L'endroit est connu. Couru aussi des touristes. Mais hier, le célèbre marché aux puces de Bruxelles avait aussi un petit quelque chose de plus. Hasard sans coïncidence, un Bruxellois anonyme s'y promenait en effet avec son petit chien blanc, inspirant du coup une vision persistante: celle d'un trois-mâts miniature baptisé La Licorne, sur la natte d'un marchand ambulant, comme dans les premières cases du Secret de La Licorne, les aventures de Tintin imaginées en 1943 par Hergé, portées à l'écran en 2011 par Steven Spielberg et qui depuis quelques jours font drôlement battre le coeur de la ville.«C'est inévitable», lance Jean Auquier, sous le regard bienveillant du buste de Tintin qui, après avoir passé 30 ans sur le bureau d'Hergé, trône désormais au pied des escaliers du Centre belge de la bande dessinée (CBBD), rue des Sables, qu'il dirige. «Ça n'arrive qu'une seule fois dans l'histoire de la bande dessinée: le meilleur raconteur d'histoires au cinéma rend hommage au plus célèbre raconteur d'histoires en bande dessinée et c'est ici que cette nouvelle aventure commence.»
«Born in Brussels» (né à Bruxelles). Les mots posés sur la gigantesque toile mettant en scène le héros à la houppe déployée au-dessus de la place de Brouckère, au centre-ville de la capitale belge, donnent le ton de la démesure: à cet endroit, cet après-midi, Les aventures de Tintin: le secret de La Licorne, transposition sur grand écran et en 3D de l'univers d'Hergé par le duo Spielberg à la réalisation et Peter Jackson aux effets spéciaux va être dévoilée en avant-première mondiale, en présence du réalisateur et de sa distribution.
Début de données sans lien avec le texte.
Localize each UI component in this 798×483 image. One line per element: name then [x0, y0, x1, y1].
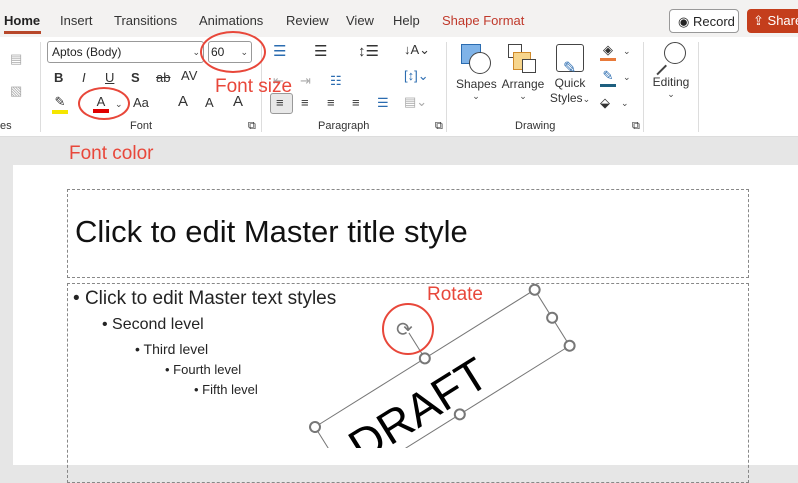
resize-handle[interactable] — [528, 283, 542, 297]
resize-handle[interactable] — [545, 311, 559, 325]
font-color-highlight-ring — [78, 87, 130, 120]
draft-shape[interactable]: DRAFT ⟳ — [0, 0, 798, 448]
font-size-highlight-ring — [200, 31, 266, 73]
resize-handle[interactable] — [418, 351, 432, 365]
font-size-annotation: Font size — [215, 76, 293, 97]
resize-handle[interactable] — [308, 420, 322, 434]
rotate-annotation: Rotate — [427, 284, 483, 305]
resize-handle[interactable] — [563, 339, 577, 353]
font-color-annotation: Font color — [69, 143, 154, 164]
rotate-highlight-ring — [382, 303, 434, 355]
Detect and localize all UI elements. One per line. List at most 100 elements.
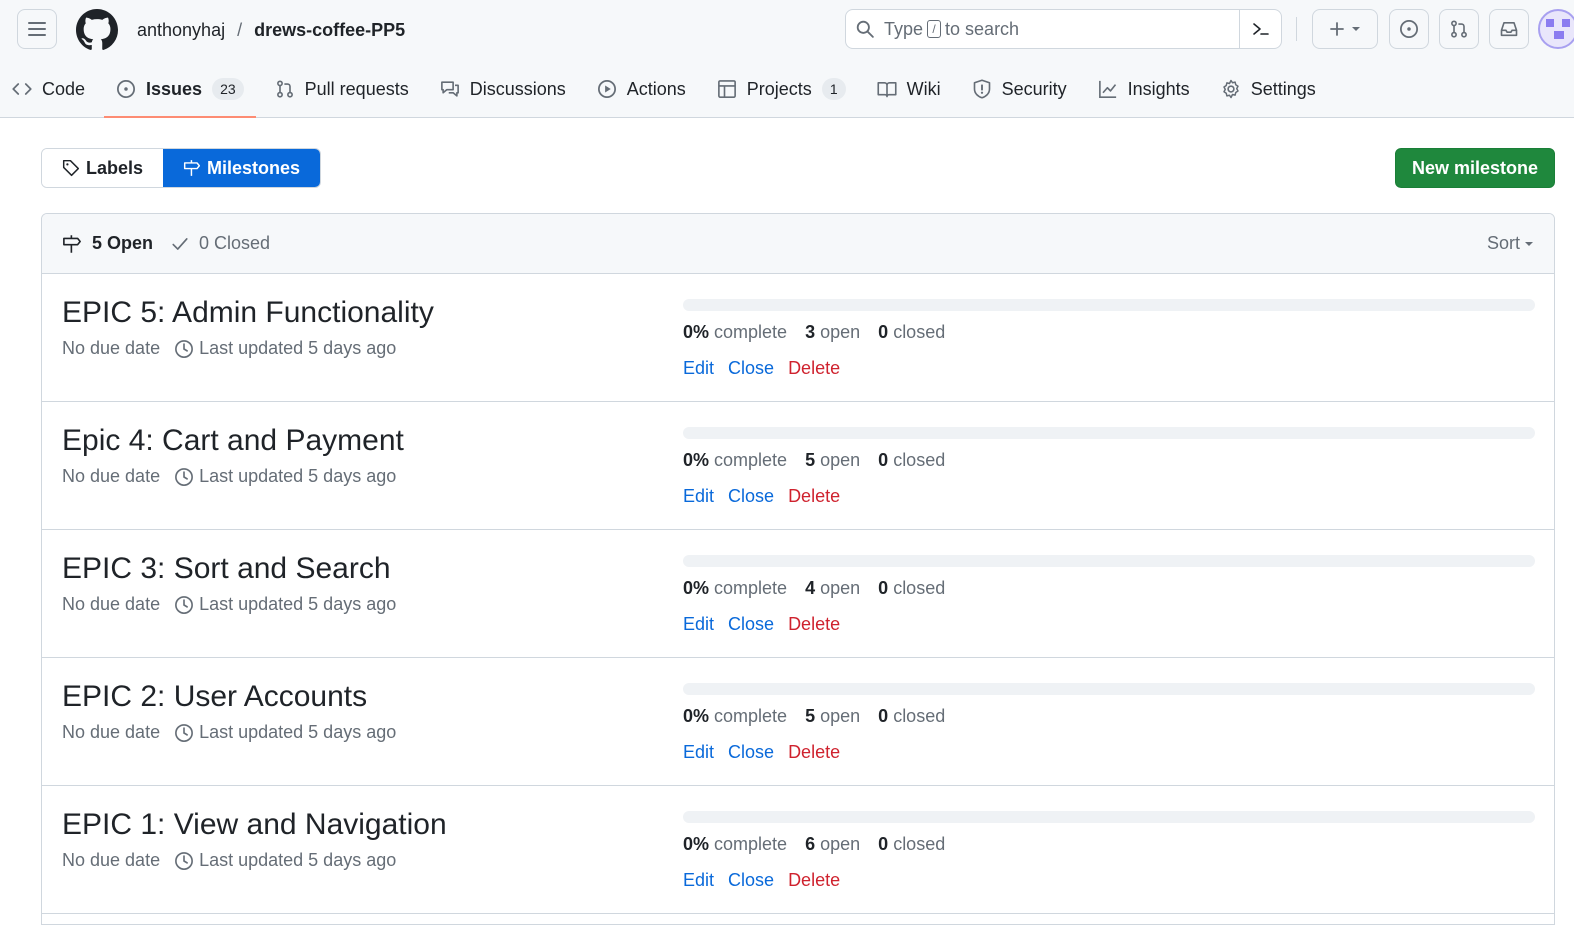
tab-label: Wiki — [906, 78, 941, 99]
hamburger-menu-button[interactable] — [17, 9, 57, 49]
git-pull-request-icon — [1451, 20, 1467, 38]
tab-projects[interactable]: Projects 1 — [705, 70, 858, 108]
milestone-title-link[interactable]: EPIC 1: View and Navigation — [62, 808, 447, 842]
search-placeholder-suffix: to search — [945, 18, 1020, 39]
graph-icon — [1098, 80, 1116, 98]
labels-label: Labels — [86, 157, 144, 178]
milestones-list: 5 Open 0 Closed Sort EPIC 5: Admin Funct… — [41, 213, 1555, 925]
progress-bar — [683, 427, 1535, 439]
command-palette-button[interactable] — [1239, 10, 1281, 48]
edit-link[interactable]: Edit — [683, 358, 714, 379]
delete-link[interactable]: Delete — [788, 486, 840, 507]
last-updated-text: Last updated 5 days ago — [199, 338, 397, 358]
closed-issues-count[interactable]: 0 closed — [878, 322, 945, 343]
tab-actions[interactable]: Actions — [585, 70, 698, 108]
milestone-stats: 0% complete 6 open 0 closed — [683, 834, 945, 855]
milestone-title-link[interactable]: EPIC 2: User Accounts — [62, 680, 367, 714]
open-issues-count[interactable]: 3 open — [805, 322, 860, 343]
tab-discussions[interactable]: Discussions — [428, 70, 578, 108]
play-icon — [597, 80, 616, 98]
labels-button[interactable]: Labels — [42, 149, 164, 187]
closed-issues-count[interactable]: 0 closed — [878, 706, 945, 727]
tab-code[interactable]: Code — [0, 70, 97, 108]
delete-link[interactable]: Delete — [788, 614, 840, 635]
open-issues-count[interactable]: 4 open — [805, 578, 860, 599]
edit-link[interactable]: Edit — [683, 742, 714, 763]
create-new-button[interactable] — [1312, 9, 1378, 49]
due-date: No due date — [62, 466, 161, 486]
milestone-row: EPIC 2: User Accounts No due date Last u… — [42, 658, 1554, 786]
delete-link[interactable]: Delete — [788, 358, 840, 379]
closed-issues-count[interactable]: 0 closed — [878, 834, 945, 855]
delete-link[interactable]: Delete — [788, 742, 840, 763]
close-link[interactable]: Close — [728, 358, 774, 379]
tag-icon — [62, 159, 80, 177]
book-icon — [877, 81, 897, 98]
milestone-title-link[interactable]: EPIC 5: Admin Functionality — [62, 296, 434, 330]
code-icon — [12, 83, 32, 95]
avatar[interactable] — [1538, 9, 1574, 49]
last-updated: Last updated 5 days ago — [174, 722, 396, 743]
open-issues-count[interactable]: 5 open — [805, 706, 860, 727]
inbox-icon — [1500, 21, 1518, 37]
due-date: No due date — [62, 594, 161, 614]
new-milestone-button[interactable]: New milestone — [1395, 148, 1555, 188]
tab-label: Settings — [1250, 78, 1316, 99]
open-issues-count[interactable]: 5 open — [805, 450, 860, 471]
issues-counter: 23 — [212, 78, 244, 100]
closed-issues-count[interactable]: 0 closed — [878, 578, 945, 599]
delete-link[interactable]: Delete — [788, 870, 840, 891]
milestone-title-link[interactable]: Epic 4: Cart and Payment — [62, 424, 404, 458]
milestone-row: Epic 4: Cart and Payment No due date Las… — [42, 402, 1554, 530]
milestones-button[interactable]: Milestones — [163, 149, 321, 187]
command-palette-icon — [1252, 23, 1269, 35]
close-link[interactable]: Close — [728, 870, 774, 891]
milestones-filter-header: 5 Open 0 Closed Sort — [42, 214, 1554, 274]
clock-icon — [175, 595, 194, 614]
progress-bar — [683, 683, 1535, 695]
tab-security[interactable]: Security — [960, 70, 1079, 108]
last-updated: Last updated 5 days ago — [174, 594, 396, 615]
search-icon — [856, 20, 874, 38]
close-link[interactable]: Close — [728, 614, 774, 635]
open-issues-count[interactable]: 6 open — [805, 834, 860, 855]
comment-discussion-icon — [440, 81, 459, 97]
percent-complete: 0% complete — [683, 834, 788, 854]
open-count: 5 Open — [92, 233, 154, 253]
your-pull-requests-button[interactable] — [1439, 9, 1479, 49]
github-logo-icon[interactable] — [76, 9, 118, 51]
edit-link[interactable]: Edit — [683, 614, 714, 635]
milestone-row: EPIC 1: View and Navigation No due date … — [42, 786, 1554, 914]
clock-icon — [175, 339, 194, 358]
clock-icon — [175, 723, 194, 742]
search-input[interactable]: Type / to search — [845, 9, 1282, 49]
milestone-actions: Edit Close Delete — [683, 614, 840, 635]
edit-link[interactable]: Edit — [683, 486, 714, 507]
close-link[interactable]: Close — [728, 742, 774, 763]
inbox-button[interactable] — [1489, 9, 1529, 49]
milestone-meta: No due date Last updated 5 days ago — [62, 722, 396, 743]
tab-wiki[interactable]: Wiki — [865, 70, 953, 108]
tab-insights[interactable]: Insights — [1086, 70, 1202, 108]
tab-issues[interactable]: Issues 23 — [104, 70, 256, 118]
sort-dropdown[interactable]: Sort — [1487, 233, 1534, 254]
milestones-label: Milestones — [207, 157, 301, 178]
your-issues-button[interactable] — [1389, 9, 1429, 49]
tab-label: Pull requests — [304, 78, 409, 99]
repo-header: anthonyhaj / drews-coffee-PP5 Type / to … — [0, 0, 1574, 118]
last-updated-text: Last updated 5 days ago — [199, 722, 397, 742]
tab-pull-requests[interactable]: Pull requests — [263, 70, 421, 108]
breadcrumb-separator: / — [237, 20, 243, 40]
milestone-title-link[interactable]: EPIC 3: Sort and Search — [62, 552, 391, 586]
close-link[interactable]: Close — [728, 486, 774, 507]
closed-milestones-filter[interactable]: 0 Closed — [171, 233, 270, 254]
milestone-actions: Edit Close Delete — [683, 870, 840, 891]
edit-link[interactable]: Edit — [683, 870, 714, 891]
repo-name-link[interactable]: drews-coffee-PP5 — [254, 17, 405, 43]
closed-issues-count[interactable]: 0 closed — [878, 450, 945, 471]
open-milestones-filter[interactable]: 5 Open — [62, 233, 153, 254]
breadcrumb: anthonyhaj / drews-coffee-PP5 — [137, 17, 405, 43]
repo-owner-link[interactable]: anthonyhaj — [137, 17, 225, 43]
tab-settings[interactable]: Settings — [1209, 70, 1328, 108]
hamburger-icon — [28, 22, 46, 36]
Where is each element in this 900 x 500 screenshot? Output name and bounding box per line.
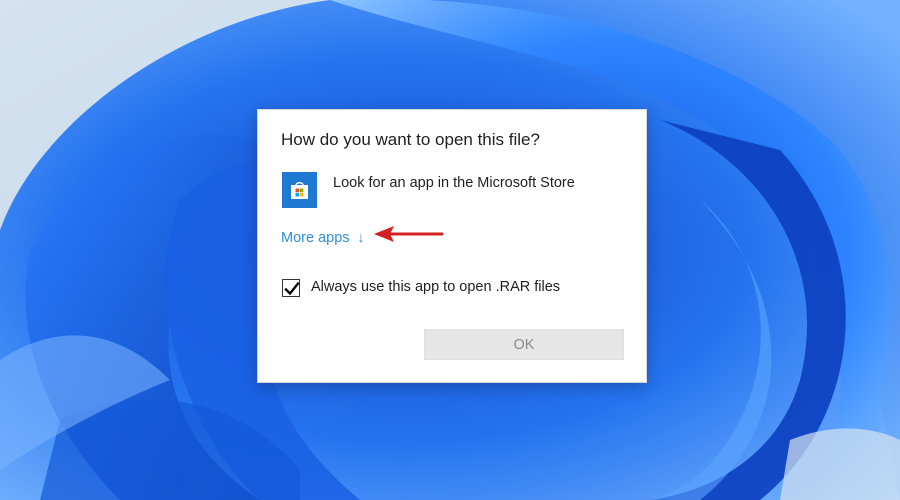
more-apps-label: More apps bbox=[281, 230, 350, 246]
microsoft-store-option[interactable]: Look for an app in the Microsoft Store bbox=[282, 172, 622, 208]
microsoft-store-icon bbox=[282, 172, 317, 208]
store-option-label: Look for an app in the Microsoft Store bbox=[333, 175, 575, 191]
ok-button[interactable]: OK bbox=[424, 329, 624, 360]
dialog-title: How do you want to open this file? bbox=[281, 130, 540, 149]
open-with-dialog: How do you want to open this file? Look … bbox=[257, 109, 647, 383]
always-use-label: Always use this app to open .RAR files bbox=[311, 279, 561, 295]
more-apps-link[interactable]: More apps ↓ bbox=[281, 229, 365, 249]
always-use-checkbox[interactable] bbox=[282, 279, 300, 297]
red-annotation-arrow bbox=[374, 226, 444, 242]
checkmark-icon bbox=[284, 281, 300, 296]
arrow-down-icon: ↓ bbox=[357, 229, 365, 245]
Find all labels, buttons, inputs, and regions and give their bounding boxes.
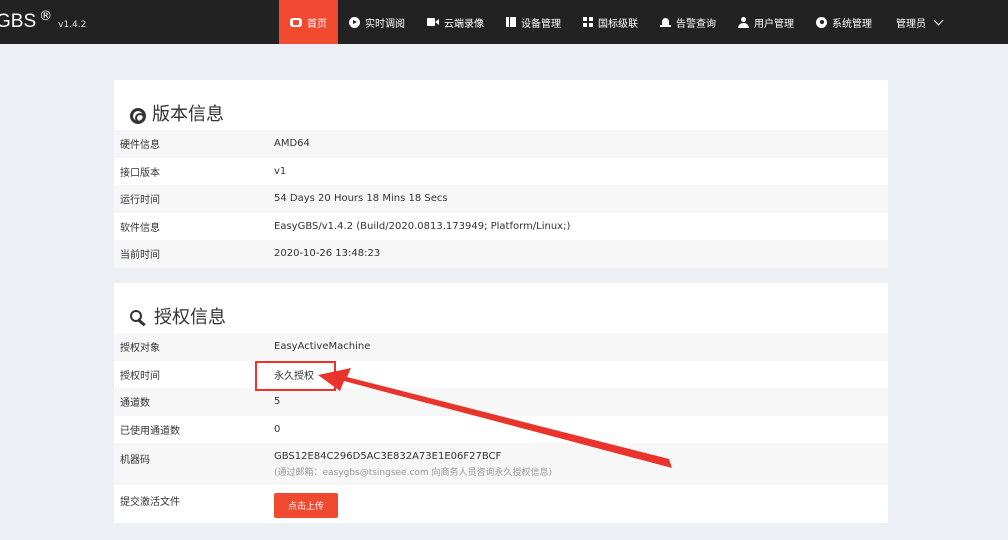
row-label: 授权对象 [114, 333, 274, 361]
row-label: 当前时间 [114, 240, 274, 268]
user-name: 管理员 [896, 18, 926, 30]
play-circle-icon [349, 16, 360, 28]
nav-item-cascade[interactable]: 国标级联 [572, 0, 649, 44]
nav-item-home[interactable]: 首页 [279, 0, 338, 44]
user-icon [738, 16, 749, 28]
nav-item-devices[interactable]: 设备管理 [495, 0, 572, 44]
row-value: EasyActiveMachine [274, 333, 888, 361]
row-value: 2020-10-26 13:48:23 [274, 240, 888, 268]
nav-item-label: 用户管理 [754, 18, 794, 30]
panel-title: 授权信息 [114, 283, 888, 333]
table-row: 运行时间 54 Days 20 Hours 18 Mins 18 Secs [114, 185, 888, 213]
nav-item-cloud-record[interactable]: 云端录像 [416, 0, 495, 44]
panel-title: 版本信息 [114, 80, 888, 130]
table-row: 通道数 5 [114, 388, 888, 416]
lifebuoy-icon [130, 108, 146, 124]
top-navbar: GBS ® v1.4.2 首页 实时调阅 云端录像 设备管理 国标级联 告警查询 [0, 0, 1008, 44]
bars-icon [506, 17, 516, 27]
row-label: 硬件信息 [114, 130, 274, 158]
brand-logo[interactable]: GBS ® v1.4.2 [0, 0, 86, 44]
nav-item-alarms[interactable]: 告警查询 [649, 0, 727, 44]
nav-item-label: 首页 [307, 18, 327, 30]
table-row: 接口版本 v1 [114, 158, 888, 186]
version-info-table: 硬件信息 AMD64 接口版本 v1 运行时间 54 Days 20 Hours… [114, 130, 888, 268]
bell-icon [660, 17, 671, 28]
home-icon [290, 17, 302, 27]
row-label: 提交激活文件 [120, 497, 180, 508]
grid-icon [583, 17, 593, 27]
nav-item-label: 设备管理 [521, 18, 561, 30]
video-camera-icon [427, 18, 439, 26]
brand-version: v1.4.2 [58, 20, 87, 30]
panel-title-text: 版本信息 [152, 104, 224, 125]
license-info-panel: 授权信息 授权对象 EasyActiveMachine 授权时间 永久授权 通道… [114, 283, 888, 523]
row-label: 通道数 [114, 388, 274, 416]
row-value: EasyGBS/v1.4.2 (Build/2020.0813.173949; … [274, 220, 571, 232]
row-value: GBS12E84C296D5AC3E832A73E1E06F27BCF (通过邮… [274, 443, 888, 485]
key-icon [130, 309, 148, 327]
row-value: 永久授权 [274, 370, 314, 382]
contact-note: (通过邮箱：easygbs@tsingsee.com 向商务人员咨询永久授权信息… [274, 468, 553, 478]
nav-item-live[interactable]: 实时调阅 [338, 0, 416, 44]
panel-title-text: 授权信息 [154, 307, 226, 328]
user-menu[interactable]: 管理员 [883, 0, 954, 44]
nav-item-label: 云端录像 [444, 18, 484, 30]
main-nav: 首页 实时调阅 云端录像 设备管理 国标级联 告警查询 用户管理 系统管理 管理… [279, 0, 954, 44]
row-value: AMD64 [274, 130, 888, 158]
table-row: 当前时间 2020-10-26 13:48:23 [114, 240, 888, 268]
chevron-down-icon [933, 15, 944, 25]
nav-item-label: 告警查询 [676, 18, 716, 30]
row-label: 接口版本 [120, 167, 160, 179]
nav-item-label: 系统管理 [832, 18, 872, 30]
nav-item-label: 实时调阅 [365, 18, 405, 30]
row-value: 点击上传 [274, 485, 888, 527]
row-label: 软件信息 [120, 222, 160, 234]
row-value: v1 [274, 165, 287, 177]
upload-button[interactable]: 点击上传 [274, 493, 339, 518]
row-label: 运行时间 [114, 185, 274, 213]
version-info-panel: 版本信息 硬件信息 AMD64 接口版本 v1 运行时间 54 Days 20 … [114, 80, 888, 268]
row-label: 已使用通道数 [120, 425, 180, 437]
row-label: 授权时间 [120, 370, 160, 382]
gear-icon [816, 16, 827, 28]
table-row: 软件信息 EasyGBS/v1.4.2 (Build/2020.0813.173… [114, 213, 888, 241]
table-row: 授权时间 永久授权 [114, 361, 888, 389]
row-value: 0 [274, 423, 281, 435]
row-label: 机器码 [114, 443, 274, 485]
nav-item-label: 国标级联 [598, 18, 638, 30]
registered-mark: ® [39, 8, 53, 24]
table-row: 机器码 GBS12E84C296D5AC3E832A73E1E06F27BCF … [114, 443, 888, 485]
license-info-table: 授权对象 EasyActiveMachine 授权时间 永久授权 通道数 5 已… [114, 333, 888, 527]
table-row: 提交激活文件 点击上传 [114, 485, 888, 527]
machine-code: GBS12E84C296D5AC3E832A73E1E06F27BCF [274, 451, 502, 462]
table-row: 已使用通道数 0 [114, 416, 888, 444]
highlight-box [255, 361, 336, 391]
nav-item-users[interactable]: 用户管理 [727, 0, 805, 44]
nav-item-system[interactable]: 系统管理 [805, 0, 883, 44]
table-row: 授权对象 EasyActiveMachine [114, 333, 888, 361]
row-value: 54 Days 20 Hours 18 Mins 18 Secs [274, 185, 888, 213]
brand-name: GBS [0, 11, 37, 32]
table-row: 硬件信息 AMD64 [114, 130, 888, 158]
row-value: 5 [274, 388, 888, 416]
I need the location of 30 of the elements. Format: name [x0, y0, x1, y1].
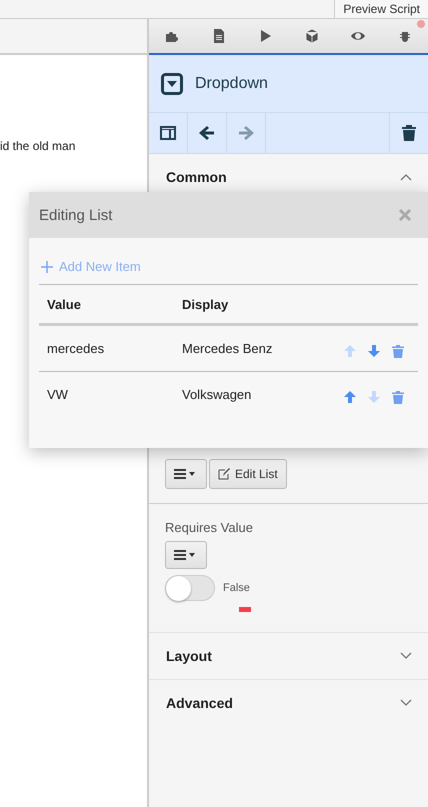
section-title: Common [166, 169, 227, 185]
editor-text: id the old man [0, 139, 76, 153]
component-title: Dropdown [195, 74, 268, 92]
menu-caret-icon [174, 549, 198, 561]
table-cell-text: Mercedes Benz [181, 341, 274, 356]
section-title: Layout [166, 648, 212, 664]
cube-icon[interactable] [304, 28, 320, 44]
edit-list-button[interactable]: Edit List [209, 459, 287, 489]
error-mark [239, 607, 251, 612]
section-title: Advanced [166, 695, 233, 711]
table-cell-text: Volkswagen [181, 387, 252, 402]
chevron-icon[interactable] [400, 699, 412, 707]
chevron-icon[interactable] [400, 173, 412, 181]
dropdown-icon [161, 72, 183, 94]
up-arrow-icon[interactable] [344, 391, 356, 403]
plus-icon [41, 260, 53, 272]
dialog-title: Editing List [39, 206, 112, 224]
edit-icon [218, 468, 230, 480]
requires-value-label: Requires Value [165, 520, 253, 535]
toggle-value: False [223, 582, 250, 594]
menu-dropdown-button[interactable] [165, 459, 207, 489]
column-header: Value [46, 296, 82, 312]
table-cell-text: VW [46, 387, 69, 402]
menu-caret-icon [174, 468, 198, 480]
toggle-switch[interactable] [165, 575, 215, 601]
chevron-icon[interactable] [400, 652, 412, 660]
menu-dropdown-button[interactable] [165, 541, 207, 569]
column-header: Display [181, 296, 230, 312]
down-arrow-icon[interactable] [368, 345, 380, 357]
table-cell-text: mercedes [46, 341, 106, 356]
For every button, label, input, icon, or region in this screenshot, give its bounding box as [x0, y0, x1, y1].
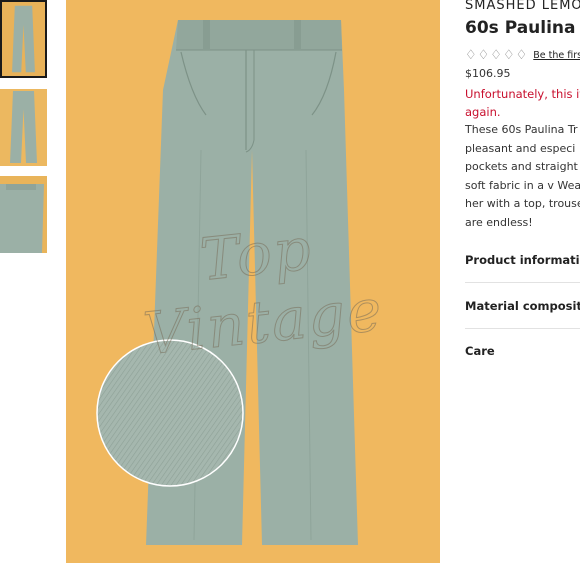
availability-message: Unfortunately, this ite again.	[465, 87, 580, 119]
accordion-product-information[interactable]: Product informatio	[465, 253, 580, 267]
accordion-material-composition[interactable]: Material compositio	[465, 299, 580, 313]
rating-stars-icon: ♢♢♢♢♢	[465, 48, 529, 63]
product-price: $106.95	[465, 67, 511, 80]
divider	[465, 328, 580, 329]
thumbnail-3[interactable]	[0, 176, 47, 253]
write-review-link[interactable]: Be the firs	[533, 50, 580, 61]
divider	[465, 282, 580, 283]
main-product-image[interactable]	[66, 0, 440, 563]
accordion-care[interactable]: Care	[465, 344, 580, 358]
thumbnail-1[interactable]	[0, 0, 47, 78]
product-description: These 60s Paulina Tr pleasant and especi…	[465, 123, 580, 229]
rating-row: ♢♢♢♢♢ Be the firs	[465, 48, 580, 63]
thumbnail-2[interactable]	[0, 89, 47, 166]
product-title: 60s Paulina T	[465, 18, 580, 38]
brand-name[interactable]: SMASHED LEMO	[465, 0, 580, 13]
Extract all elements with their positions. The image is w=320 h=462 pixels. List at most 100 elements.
Un deuxième lancement est prévu également en soirée à Paris avant une sortie de l'opus partout en Europe, le 26 octobre prochain et le 23 décembre en Amérique du Nord.
«C'est un peu comme un double retour aux sources, résume le tintinologue Benoit Peeters, également scénariste de la série Les cités obscures. Tintin est né à Bruxelles, mais il a aussi démarré sa carrière en 1930 par un grand mouvement de foule orchestré dans cette ville par le directeur du journal Le Vingtième Siècle.»
À l'époque, le jeune reporter vit, avec son fidèle Milou, ses premières aventures au pays des Soviets, par épisode dans le supplément jeunesse du journal Le Petit Vingtième. Pour célébrer la livraison de la dernière planche, Norbert Wallez met alors en scène à la gare du Nord le retour du héros, avec un acteur sortant d'un train avec son chien. Au coeur des années sandwich, la jeunesse belge est en liesse.
«Pour Hergé, ça a été un moment important, dit Peeters. Il a pris conscience de la force de son personnage et cet événement aura finalement été le déclencheur de la saga Tintin», qui à l'origine avait été imaginée par son créateur pour ne pas aller plus loin que ce récit fondateur.
Une nouvelle vague
Près de 30 ans après avoir approché Hergé pour l'adaptation de son univers au cinéma, après quelques tentatives manquées et surtout 135 millions d'investissement plus loin, Steven Spielberg doit certainement rêver à la même destinée pour sa relecture de Tintin qui pourrait bien donner le coup d'envoi, dans une nouvelle génération et dans de nouveaux marchés, d'une deuxième vague d'adoration de ce personnage pour le moins étonnant: sa dernière aventure remonte à 1976. C'était Tintin et les Picaros. Depuis, il n'a rien fait de nouveau, mais continue malgré tout à marquer les esprits.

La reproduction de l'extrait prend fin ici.